Does cold weather hurt the economy?
Icicles on a tree. Source: Wikipedia
On the face of it, it sure seems that way. Frigid temperatures keep people home and depress retail sales. They hurt agricultural output and can lead to injuries or even death from accidents and physical stress. There’s even some thought that the 16th century’s “little ice age” may have led to crop failures and witch trials.
Certainly extreme weather interrupts us. It’s hard to go shopping or plant crops when you have to shovel out. And storms, droughts, and cold-snaps affect short-term commodity prices. But the effect is local. Three inches of snow in Minneapolis is no big deal; in Washington, DC it’s enough to shut down the government.

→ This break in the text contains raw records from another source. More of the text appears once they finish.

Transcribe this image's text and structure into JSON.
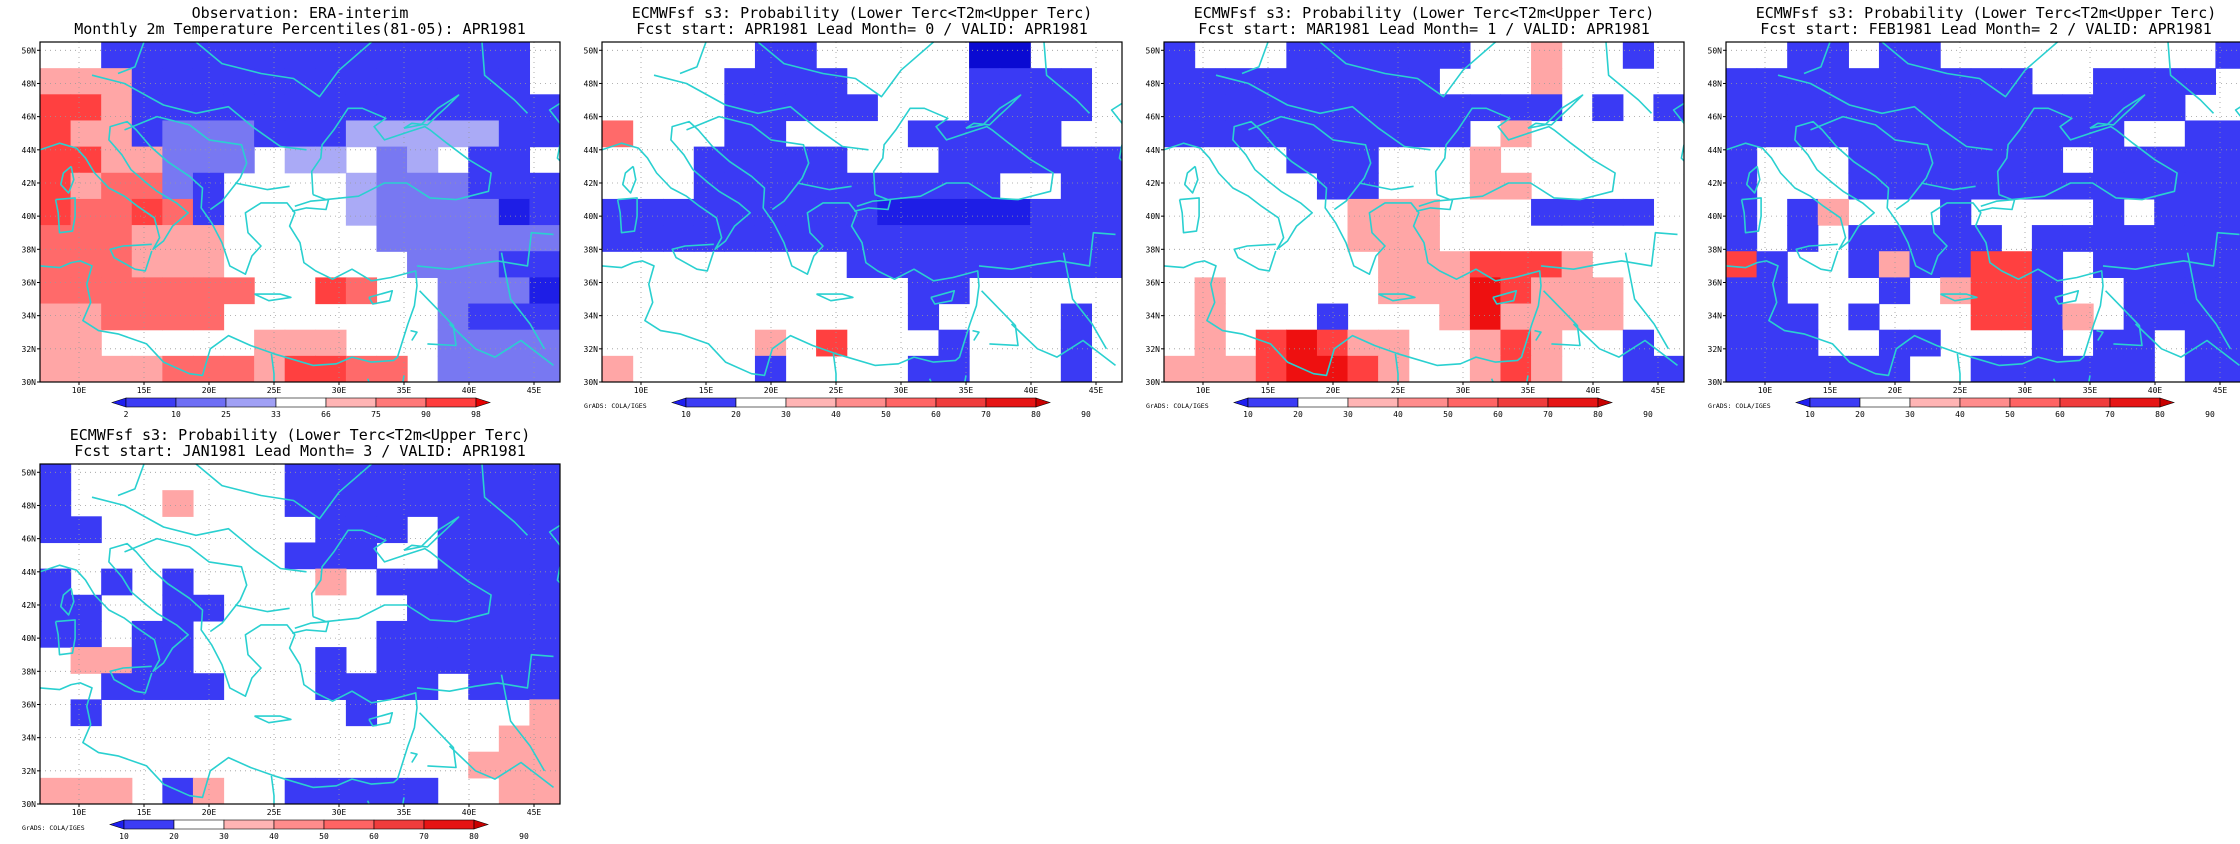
{
  "chart_data": [
    {
      "type": "heatmap",
      "title_line1": "Observation: ERA-interim",
      "title_line2": "Monthly 2m Temperature Percentiles(81-05): APR1981",
      "scale": "obs",
      "x_ticks": [
        "10E",
        "15E",
        "20E",
        "25E",
        "30E",
        "35E",
        "40E",
        "45E"
      ],
      "y_ticks": [
        "30N",
        "32N",
        "34N",
        "36N",
        "38N",
        "40N",
        "42N",
        "44N",
        "46N",
        "48N",
        "50N"
      ],
      "xlim": [
        7,
        47
      ],
      "ylim": [
        30,
        50.5
      ],
      "colorbar_labels": [
        "2",
        "10",
        "25",
        "33",
        "66",
        "75",
        "90",
        "98"
      ],
      "colorbar_colors": [
        "#1e1ef0",
        "#3c3cf5",
        "#6e6ef5",
        "#a0a0f5",
        "#ffffff",
        "#ffb4b4",
        "#ff7878",
        "#ff3c3c",
        "#e60000"
      ],
      "credit": "",
      "grid": [
        "00CCCCCCCCCCCCCC0",
        "qqqCCCCCCCCCCCCC0",
        "rrqCCCCCCCCCCCCCC",
        "rqqCDDDCCCEEEEECC",
        "rrqqDDD0EE0DE0CC0",
        "rqppDC0000EDDDCCC",
        "rpprpC0000EDDDDBC",
        "pppqqq00000DDDDDD",
        "pppqqq000000DDDCC",
        "ppppppp00rp00DDDB",
        "qqpppp0000000DCCC",
        "qq00000qqq000DDDD",
        "qqqqpppqrrpp0DDDD"
      ]
    },
    {
      "type": "heatmap",
      "title_line1": "ECMWFsf s3: Probability (Lower Terc<T2m<Upper Terc)",
      "title_line2": "Fcst start: APR1981   Lead Month= 0 / VALID: APR1981",
      "scale": "prob",
      "x_ticks": [
        "10E",
        "15E",
        "20E",
        "25E",
        "30E",
        "35E",
        "40E",
        "45E"
      ],
      "y_ticks": [
        "30N",
        "32N",
        "34N",
        "36N",
        "38N",
        "40N",
        "42N",
        "44N",
        "46N",
        "48N",
        "50N"
      ],
      "xlim": [
        7,
        47
      ],
      "ylim": [
        30,
        50.5
      ],
      "colorbar_labels": [
        "10",
        "20",
        "30",
        "40",
        "50",
        "60",
        "70",
        "80",
        "90"
      ],
      "colorbar_colors": [
        "#1e1ef0",
        "#3c3cf5",
        "#ffffff",
        "#ffb4b4",
        "#ff8c8c",
        "#ff6464",
        "#f03c3c",
        "#e61414",
        "#c80000"
      ],
      "credit": "GrADS: COLA/IGES",
      "grid": [
        "00000CC00000AA000",
        "0000CCCC0000CCCC0",
        "0000CCCCC000CCCC0",
        "p000CC0000CCCCC00",
        "000CCCCC000CCCCCC",
        "000CCCCCCCCCC00CC",
        "CCCCCCCCCBBBBBCCC",
        "CCCCCCCCCCCCCCCCC",
        "00000000CCCCCCCCC",
        "0000000000CC00000",
        "0000000000C0000C0",
        "00000q0r000C000C0",
        "q0000C0000CC000C0"
      ]
    },
    {
      "type": "heatmap",
      "title_line1": "ECMWFsf s3: Probability (Lower Terc<T2m<Upper Terc)",
      "title_line2": "Fcst start: MAR1981   Lead Month= 1 / VALID: APR1981",
      "scale": "prob",
      "x_ticks": [
        "10E",
        "15E",
        "20E",
        "25E",
        "30E",
        "35E",
        "40E",
        "45E"
      ],
      "y_ticks": [
        "30N",
        "32N",
        "34N",
        "36N",
        "38N",
        "40N",
        "42N",
        "44N",
        "46N",
        "48N",
        "50N"
      ],
      "xlim": [
        7,
        47
      ],
      "ylim": [
        30,
        50.5
      ],
      "colorbar_labels": [
        "10",
        "20",
        "30",
        "40",
        "50",
        "60",
        "70",
        "80",
        "90"
      ],
      "colorbar_colors": [
        "#1e1ef0",
        "#3c3cf5",
        "#ffffff",
        "#ffb4b4",
        "#ff8c8c",
        "#ff6464",
        "#f03c3c",
        "#e61414",
        "#c80000"
      ],
      "credit": "GrADS: COLA/IGES",
      "grid": [
        "C000CCCCCC00q00C0",
        "CCCCCCCCC000q0000",
        "CCCCCCCCCCCCC0C0C",
        "CCCCCCCCCC0q00000",
        "0000CCC000q000000",
        "00000CC000qq00000",
        "000000qqq000CCCC0",
        "000000qqq00000000",
        "0000000qqqrrrq000",
        "0q00000qqqsrqqq00",
        "0q000C000qsqqqq00",
        "0q0rsrqq00qrq00C0",
        "qqqrssrq00qrq00CC"
      ]
    },
    {
      "type": "heatmap",
      "title_line1": "ECMWFsf s3: Probability (Lower Terc<T2m<Upper Terc)",
      "title_line2": "Fcst start: FEB1981   Lead Month= 2 / VALID: APR1981",
      "scale": "prob",
      "x_ticks": [
        "10E",
        "15E",
        "20E",
        "25E",
        "30E",
        "35E",
        "40E",
        "45E"
      ],
      "y_ticks": [
        "30N",
        "32N",
        "34N",
        "36N",
        "38N",
        "40N",
        "42N",
        "44N",
        "46N",
        "48N",
        "50N"
      ],
      "xlim": [
        7,
        47
      ],
      "ylim": [
        30,
        50.5
      ],
      "colorbar_labels": [
        "10",
        "20",
        "30",
        "40",
        "50",
        "60",
        "70",
        "80",
        "90"
      ],
      "colorbar_colors": [
        "#1e1ef0",
        "#3c3cf5",
        "#ffffff",
        "#ffb4b4",
        "#ff8c8c",
        "#ff6464",
        "#f03c3c",
        "#e61414",
        "#c80000"
      ],
      "credit": "GrADS: COLA/IGES",
      "grid": [
        "00CC0CC000000000C",
        "CCCCCCCCCC00CCCC0",
        "CCCCCCCCCCCCCCC00",
        "CCCCCCCCCCCCC00CC",
        "C000CCCCCCC0CCCCC",
        "C000CCCCCCCCCCCCC",
        "C0Cq000C0000C0CCC",
        "C0C0CCCCC0CCCCCCC",
        "rC00CqCCrrC0CCCCC",
        "CC000C0qrrC00CCCC",
        "CCC0C000rrCq0CCCC",
        "CCC00CC000C0CC0CC",
        "CCCCCC00CCCCCC0CC"
      ]
    },
    {
      "type": "heatmap",
      "title_line1": "ECMWFsf s3: Probability (Lower Terc<T2m<Upper Terc)",
      "title_line2": "Fcst start: JAN1981   Lead Month= 3 / VALID: APR1981",
      "scale": "prob",
      "x_ticks": [
        "10E",
        "15E",
        "20E",
        "25E",
        "30E",
        "35E",
        "40E",
        "45E"
      ],
      "y_ticks": [
        "30N",
        "32N",
        "34N",
        "36N",
        "38N",
        "40N",
        "42N",
        "44N",
        "46N",
        "48N",
        "50N"
      ],
      "xlim": [
        7,
        47
      ],
      "ylim": [
        30,
        50.5
      ],
      "colorbar_labels": [
        "10",
        "20",
        "30",
        "40",
        "50",
        "60",
        "70",
        "80",
        "90"
      ],
      "colorbar_colors": [
        "#1e1ef0",
        "#3c3cf5",
        "#ffffff",
        "#ffb4b4",
        "#ff8c8c",
        "#ff6464",
        "#f03c3c",
        "#e61414",
        "#c80000"
      ],
      "credit": "GrADS: COLA/IGES",
      "grid": [
        "C0000000CCCCCCCCC",
        "C000q000CCCCCCCCC",
        "CC0000000CCC0CCCC",
        "00000000CCC00CCCC",
        "C0C0C0000q0CCCCCC",
        "CC00CC000000CCCCC",
        "CC0CC000000CCCCCC",
        "0qqCC0000C0CCCCCC",
        "00CCCC000CCCC0CCC",
        "0C00000000C00000q",
        "000000000000000qq",
        "00000000000000qqq",
        "qqq0Cq00CCCCC00qq"
      ]
    }
  ]
}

But our economy has adapted to deal with minor disruptions. Telecommuting makes it possible for people to still work when they can’t drive to the office; insurance helps us put our lives back together after a big storm. There are also some surprising health benefits from cold weather, like reducing inflammation and killing off parasite-carrying mosquitoes.
Fashion retailers—like H&M or TJ Maxx—seem especially vulnerable to a big freeze. But sales of fleece pullovers and sweaters go up when the temperature goes down. They just don’t make up for lost spring-wear sales.
It’s disruption—not cold—that’s the real challenge. But the more diverse an economy is, the better we can all adapt.